Domain Admin Dude, where is my SPAM?

Domain Admin Dude, where is my SPAM?

In our previous post we discussed how users can get to their own SPAM quarantines but did you know that you as the domain administrator have access to EVERYONE’s junk mail?

ExchangeDefender Admin Portal features a SPAM Admin section where you can release ANY message caught by ExchangeDefender to ANY user in your organization.

The three icons next to the message are Release Message, Allow Sender, and Mark as reviewed. Releasing a message will get it to the end users mailbox while allow sender will create an Allow policy for that email address so it skips SPAM checks in the future.

Many organizations designate a SPAM Admin that is in charge of fishing out important messages, attachments, and other content that was blocked by an IT or corporate policy. If you have a lot of users that are not tech-savvy this feature will save you a ton of time.

I already have an Allow Policy and my mail from this sender is always ending up in Junk Mail!

ExchangeDefender Advanced Features can help you here as this problem is so common we’ve built an entire feature to help solve it. The issue is, most of the messages coming are from automated systems (password reminders, newsletters, appointment confirmations, etc) that are sent by a computer instead of someone’s Outlook or phone. They all rely on mass/bulk mail systems like Amazon SES, Sendgrid, etc and those networks use a fake email address to send a message every time (so they can track bounces). You can’t create an allow policy (whitelist) for those addresses as they change every time, so take a look at the Bulk Mailer Policy section:

Here you can tweak the policy applied to each bulk mailer network to accommodate your users. By default we scan each message from these networks for SPAM contents but depending on the problem you are trying to solve with SPAM you can change it to Block or Allow messages from that network.

I already did all that, seriously, where is my email?
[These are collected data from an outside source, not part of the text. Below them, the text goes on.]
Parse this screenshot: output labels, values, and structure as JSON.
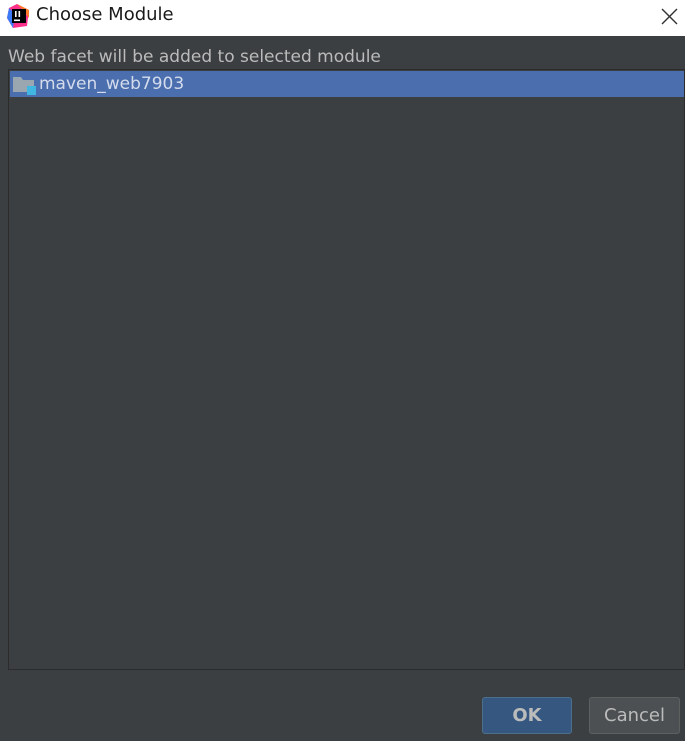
{
  "window": {
    "title": "Choose Module",
    "app_icon": "intellij-idea-icon",
    "close_icon": "close-icon"
  },
  "dialog": {
    "description": "Web facet will be added to selected module"
  },
  "modules": [
    {
      "name": "maven_web7903",
      "icon": "module-folder-icon",
      "selected": true
    }
  ],
  "buttons": {
    "ok_label": "OK",
    "cancel_label": "Cancel"
  },
  "colors": {
    "background": "#3c3f41",
    "selection": "#4b6eaf",
    "text": "#bbbbbb",
    "ok_button": "#365880",
    "cancel_button": "#4c5052"
  }
}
Most of policy enforcement problems stem from not knowing which message the user is looking. As mentioned earlier, automated systems forge the email address they send mail from so the address you see in Outlook is not the actual email address. It’s tough to make policies or find the message when you don’t know the senders email address: ExchangeDefender Mail Log to the rescue:

As the Domain Admin you have access to all the email logs for your domains.  Click on Mail log and you’ll be able to search for the message based on time, date, subject, etc.

You can also scroll through the mail log. See the [Full address] below some senders? Those are the fake tracking email addresses we’re talking about. Generally you can create a domain-wide allow policy for the entire domain if you trust that the sender isn’t going to send malicious content (we’ll still check if any attachments are infected and apply your file/extension policy).

To sum it up

As an ExchangeDefender Domain admin you have powerful tools to locate SPAM, apply allow or block policies, and to scope them down to the bulk mailer network that is usually the #1 culprit. Go figure, nobody wants these messages and they sometimes get inadvertently reported as junk anyhow.

ExchangeDefender can save hours of going through transaction and message logs by presenting all of your messages in a user-friendly way where you can quickly release them to your user, create an allow policy so it doesn’t get intercepted again, and designate clients trusted partners/networks that should always go straight to their mailbox.